Here are 10 key statistics to know about colonoscopy concerns:
1. Colonoscopy reimbursements have fallen by more than 40% since 2001, even as ASC revenue has grown, shifting the balance of revenue between professional and facility fees, according to a Nov. 21 Medscape report.
2. Between 2018 and 2023, Medicare payments to physicians for GI procedures declined significantly. Inflation-adjusted cuts exceeded 22% for both colonoscopy and esophagogastroduodenoscopy, according to a report in The American Journal of Gastroenterology.

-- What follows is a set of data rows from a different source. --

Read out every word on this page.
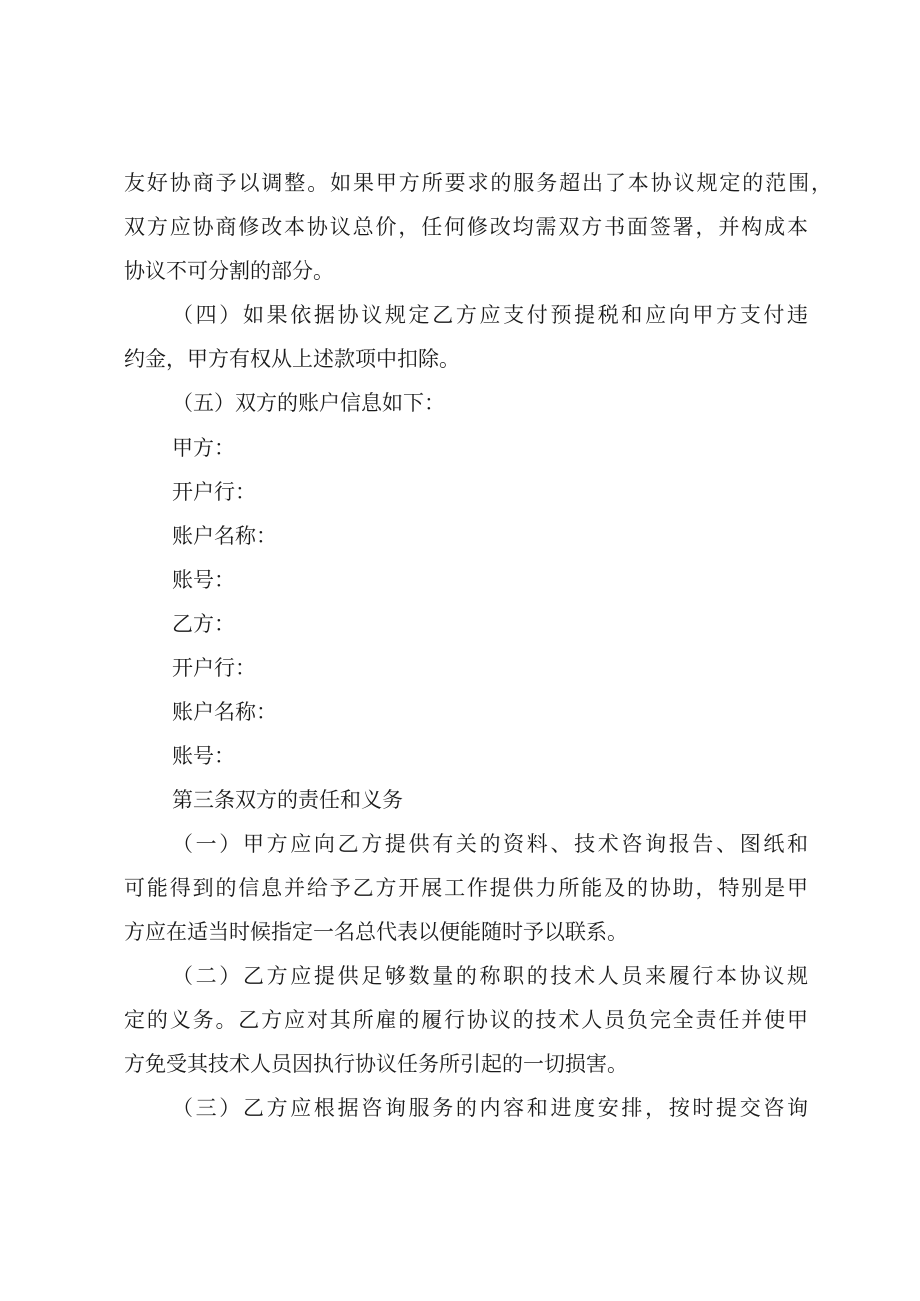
友好协商予以调整。如果甲方所要求的服务超出了本协议规定的范围，
双方应协商修改本协议总价，任何修改均需双方书面签署，并构成本
协议不可分割的部分。
（四）如果依据协议规定乙方应支付预提税和应向甲方支付违
约金，甲方有权从上述款项中扣除。
（五）双方的账户信息如下：
甲方：
开户行：
账户名称：
账号：
乙方：
开户行：
账户名称：
账号：
第三条双方的责任和义务
（一）甲方应向乙方提供有关的资料、技术咨询报告、图纸和
可能得到的信息并给予乙方开展工作提供力所能及的协助，特别是甲
方应在适当时候指定一名总代表以便能随时予以联系。
（二）乙方应提供足够数量的称职的技术人员来履行本协议规
定的义务。乙方应对其所雇的履行协议的技术人员负完全责任并使甲
方免受其技术人员因执行协议任务所引起的一切损害。
（三）乙方应根据咨询服务的内容和进度安排，按时提交咨询
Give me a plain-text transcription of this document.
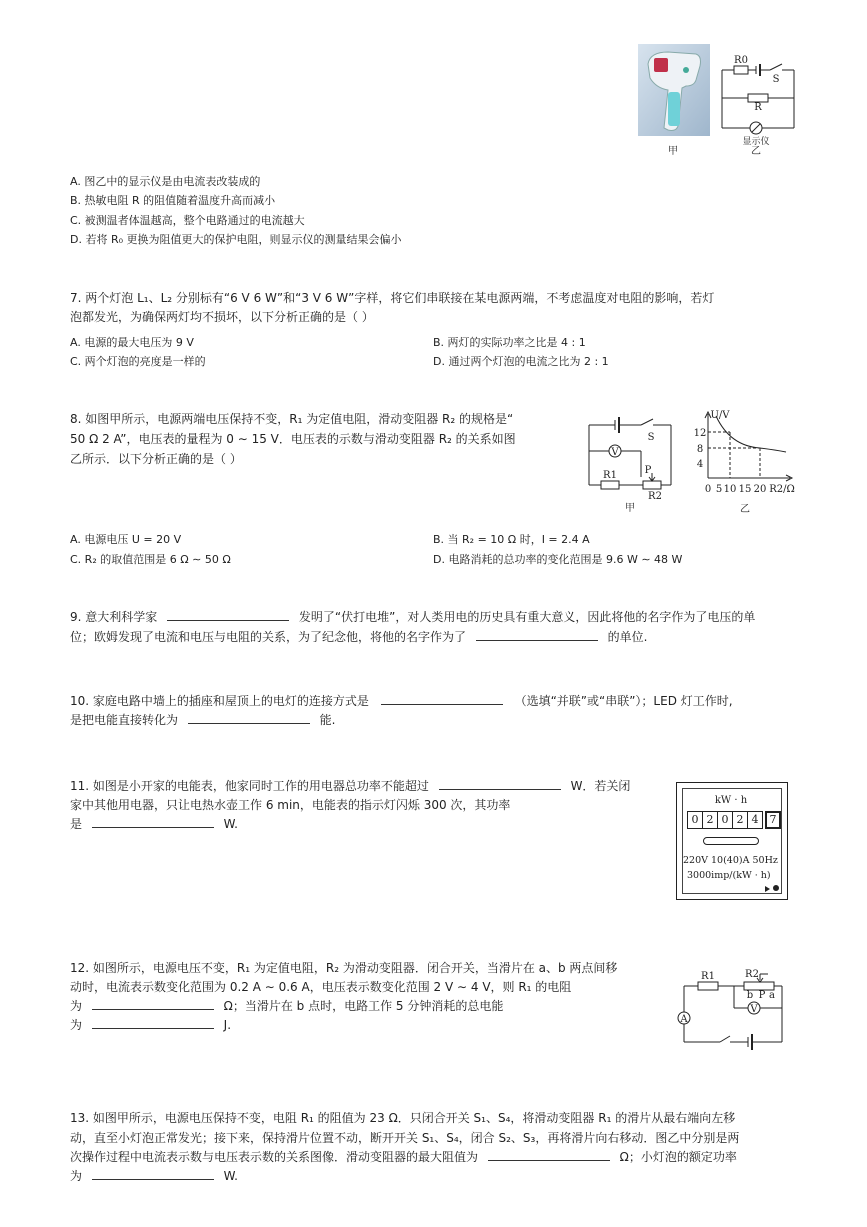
R0
S
R
显示仪
甲	乙
A. 图乙中的显示仪是由电流表改装成的
B. 热敏电阻 R 的阻值随着温度升高而减小
C. 被测温者体温越高，整个电路通过的电流越大
D. 若将 R₀ 更换为阻值更大的保护电阻，则显示仪的测量结果会偏小
7. 两个灯泡 L₁、L₂ 分别标有“6 V 6 W”和“3 V 6 W”字样，将它们串联接在某电源两端，不考虑温度对电阻的影响，若灯
泡都发光，为确保两灯均不损坏，以下分析正确的是（ ）
A. 电源的最大电压为 9 V	B. 两灯的实际功率之比是 4 : 1
C. 两个灯泡的亮度是一样的	D. 通过两个灯泡的电流之比为 2 : 1
8. 如图甲所示，电源两端电压保持不变，R₁ 为定值电阻，滑动变阻器 R₂ 的规格是“
50 Ω 2 A”，电压表的量程为 0 ∼ 15 V．电压表的示数与滑动变阻器 R₂ 的关系如图
乙所示．以下分析正确的是（ ）	V
S
R1	P
R2
甲
U/V
12
8
4
0 5 10 15 20 R2/Ω
乙
A. 电源电压 U = 20 V	B. 当 R₂ = 10 Ω 时，I = 2.4 A
C. R₂ 的取值范围是 6 Ω ∼ 50 Ω	D. 电路消耗的总功率的变化范围是 9.6 W ∼ 48 W
9. 意大利科学家	发明了“伏打电堆”，对人类用电的历史具有重大意义，因此将他的名字作为了电压的单
位；欧姆发现了电流和电压与电阻的关系，为了纪念他，将他的名字作为了	的单位.
10. 家庭电路中墙上的插座和屋顶上的电灯的连接方式是	（选填“并联”或“串联”）；LED 灯工作时,
是把电能直接转化为	能.
11. 如图是小开家的电能表，他家同时工作的用电器总功率不能超过	W．若关闭
家中其他用电器，只让电热水壶工作 6 min，电能表的指示灯闪烁 300 次，其功率
是	W.
kW · h
0 2 0 2 4	7
220V 10(40)A 50Hz
3000imp/(kW · h)
12. 如图所示，电源电压不变，R₁ 为定值电阻，R₂ 为滑动变阻器．闭合开关，当滑片在 a、b 两点间移
动时，电流表示数变化范围为 0.2 A ∼ 0.6 A，电压表示数变化范围 2 V ∼ 4 V，则 R₁ 的电阻
为	Ω；当滑片在 b 点时，电路工作 5 分钟消耗的总电能
为	J.
R1	R2
b a
P
V
A
13. 如图甲所示，电源电压保持不变，电阻 R₁ 的阻值为 23 Ω．只闭合开关 S₁、S₄，将滑动变阻器 R₁ 的滑片从最右端向左移
动，直至小灯泡正常发光；接下来，保持滑片位置不动，断开开关 S₁、S₄，闭合 S₂、S₃，再将滑片向右移动．图乙中分别是两
次操作过程中电流表示数与电压表示数的关系图像．滑动变阻器的最大阻值为	Ω；小灯泡的额定功率
为	W.
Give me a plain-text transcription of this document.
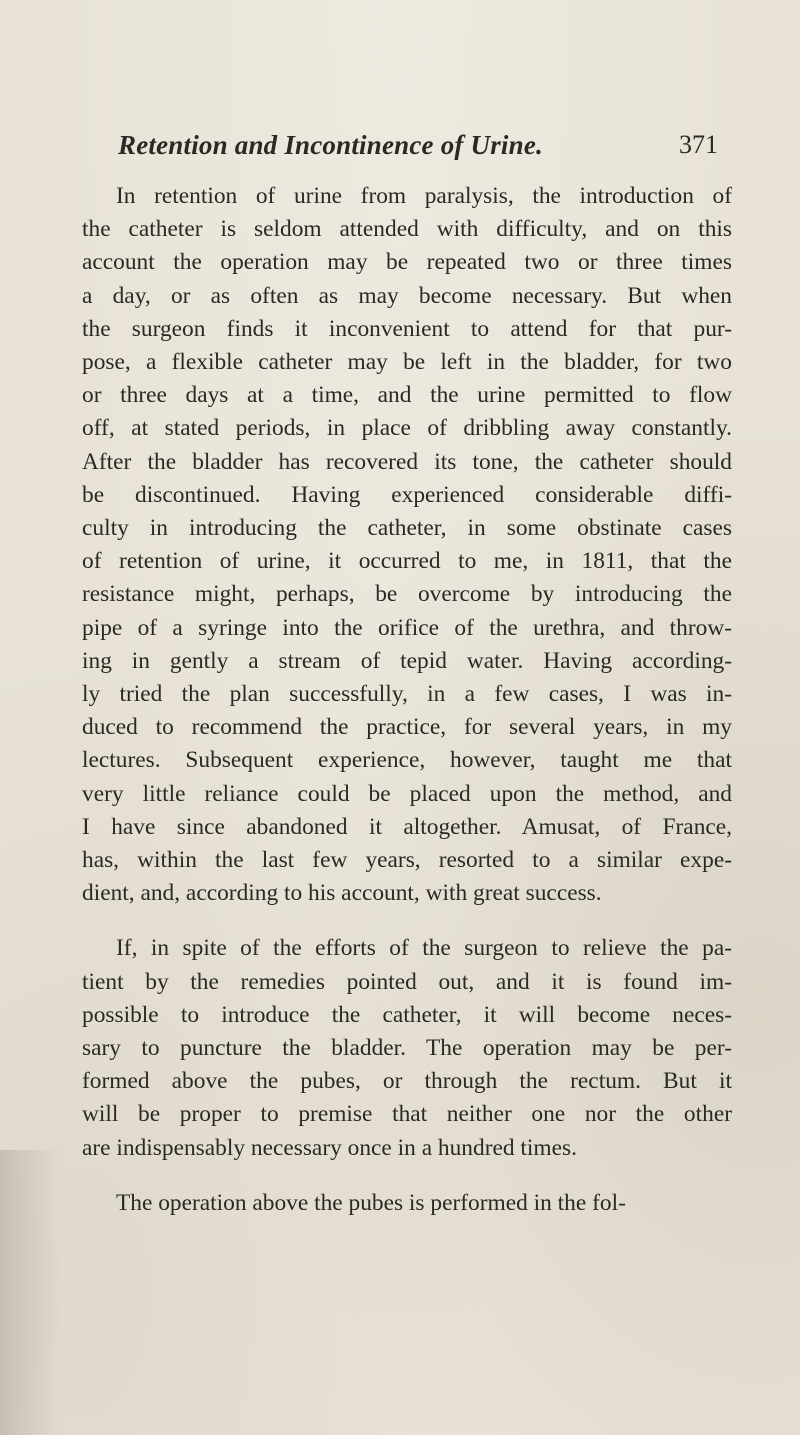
Retention and Incontinence of Urine.	371
In retention of urine from paralysis, the introduction of
the catheter is seldom attended with difficulty, and on this
account the operation may be repeated two or three times
a day, or as often as may become necessary. But when
the surgeon finds it inconvenient to attend for that pur-
pose, a flexible catheter may be left in the bladder, for two
or three days at a time, and the urine permitted to flow
off, at stated periods, in place of dribbling away constantly.
After the bladder has recovered its tone, the catheter should
be discontinued. Having experienced considerable diffi-
culty in introducing the catheter, in some obstinate cases
of retention of urine, it occurred to me, in 1811, that the
resistance might, perhaps, be overcome by introducing the
pipe of a syringe into the orifice of the urethra, and throw-
ing in gently a stream of tepid water. Having according-
ly tried the plan successfully, in a few cases, I was in-
duced to recommend the practice, for several years, in my
lectures. Subsequent experience, however, taught me that
very little reliance could be placed upon the method, and
I have since abandoned it altogether. Amusat, of France,
has, within the last few years, resorted to a similar expe-
dient, and, according to his account, with great success.
If, in spite of the efforts of the surgeon to relieve the pa-
tient by the remedies pointed out, and it is found im-
possible to introduce the catheter, it will become neces-
sary to puncture the bladder. The operation may be per-
formed above the pubes, or through the rectum. But it
will be proper to premise that neither one nor the other
are indispensably necessary once in a hundred times.
The operation above the pubes is performed in the fol-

3. Facility-based colorectal cancer screening among young adults has increased since guidelines lowered the recommended screening age to 45, according to a study published in JAMA Network.

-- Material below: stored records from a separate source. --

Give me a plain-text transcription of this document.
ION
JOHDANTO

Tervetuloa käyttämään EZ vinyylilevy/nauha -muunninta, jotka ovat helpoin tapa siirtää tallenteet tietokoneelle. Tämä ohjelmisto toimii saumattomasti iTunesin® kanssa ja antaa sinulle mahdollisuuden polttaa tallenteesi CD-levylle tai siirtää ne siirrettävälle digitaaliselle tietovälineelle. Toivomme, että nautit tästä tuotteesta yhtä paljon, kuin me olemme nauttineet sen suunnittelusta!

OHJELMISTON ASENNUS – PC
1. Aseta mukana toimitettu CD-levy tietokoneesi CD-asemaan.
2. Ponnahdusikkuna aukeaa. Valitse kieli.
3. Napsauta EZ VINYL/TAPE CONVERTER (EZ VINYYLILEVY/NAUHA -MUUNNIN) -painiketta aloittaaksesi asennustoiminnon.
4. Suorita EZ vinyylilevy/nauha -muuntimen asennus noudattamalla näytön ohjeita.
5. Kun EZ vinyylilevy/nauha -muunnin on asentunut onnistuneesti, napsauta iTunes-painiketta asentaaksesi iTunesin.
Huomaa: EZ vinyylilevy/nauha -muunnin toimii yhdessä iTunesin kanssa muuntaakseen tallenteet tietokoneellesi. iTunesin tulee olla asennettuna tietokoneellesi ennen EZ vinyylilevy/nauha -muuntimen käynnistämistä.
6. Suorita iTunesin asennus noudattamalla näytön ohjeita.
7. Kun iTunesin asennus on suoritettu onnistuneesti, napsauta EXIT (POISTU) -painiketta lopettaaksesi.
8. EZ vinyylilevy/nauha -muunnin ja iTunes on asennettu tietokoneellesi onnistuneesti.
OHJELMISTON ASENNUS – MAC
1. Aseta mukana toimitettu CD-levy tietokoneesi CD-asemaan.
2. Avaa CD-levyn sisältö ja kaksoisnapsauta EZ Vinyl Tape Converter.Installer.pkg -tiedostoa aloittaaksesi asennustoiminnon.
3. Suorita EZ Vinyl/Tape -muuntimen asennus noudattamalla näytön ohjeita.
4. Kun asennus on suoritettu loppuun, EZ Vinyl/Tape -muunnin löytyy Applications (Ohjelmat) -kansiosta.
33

4. In 2025, the U.S. Multi-Society Task Force on CRC recommended endoscopists target at least a 90% adequate bowel preparation rate. It also recommended that when prep is inadequate, particularly with alarm symptoms or positive stool-based tests, the exam should be repeated within one year or as soon as possible.
5. A study co-authored by David Johnson, MD, chief of gastroenterology at Eastern Virginia Medical School and Old Dominion University in Norfolk, analyzed 16,747,770 colonoscopies in the GIQuIC registry from 2011 to 2022. Inadequate bowel prep was documented in 920,551 cases, and only 32% of those cases were repeated within a year, as guidelines recommend.
6.Stool DNA testing climbed sharply after the pandemic began, while colonoscopy and fecal immunochemical test use fell, according to a study of nearly 25 million privately insured Blue Cross Blue Shield beneficiaries. Published Oct. 21 in JAMA Network Open, the study found screening patterns shifted after COVID-19’s onset, with the mean bimonthly colonoscopy rate falling from 1.29% from January 2017 to February 2020 to 1.14% from July 2020 to December 2024. Additionally, mean bimonthly FIT rate decreased from 0.54% to 0.38% over the same periods
7. Office-based endoscopy procedures are projected to see an average 16% increase in Medicare payment in 2026, while ASCs and hospital outpatient departments would face an average 8% cut, according to the American College of Gastroenterology.
8. Here’s how physician payment for colonoscopy performed in ASCs or hospital outpatient departments is expected to change:
- Diagnostic colonoscopy (CPT 45378) will decrease $12.49, a 7% reduction.
- Colonoscopy with biopsy (CPT 45380) will fall $14.65, an 8% reduction.
- Colonoscopy with lesion removal (CPT 45385) will decline $18.00, a 7% reduction.
9. Between 2007 and 2022, average GI reimbursement fell 7% unadjusted and 33% when adjusted for inflation, with colonoscopy and biopsy reimbursement dropping 38%, according to a study published in The American Journal of Gastroenterology.
10. Even with the screening age lowered to 45, nearly 40% of eligible adults have not undergone a colonoscopy.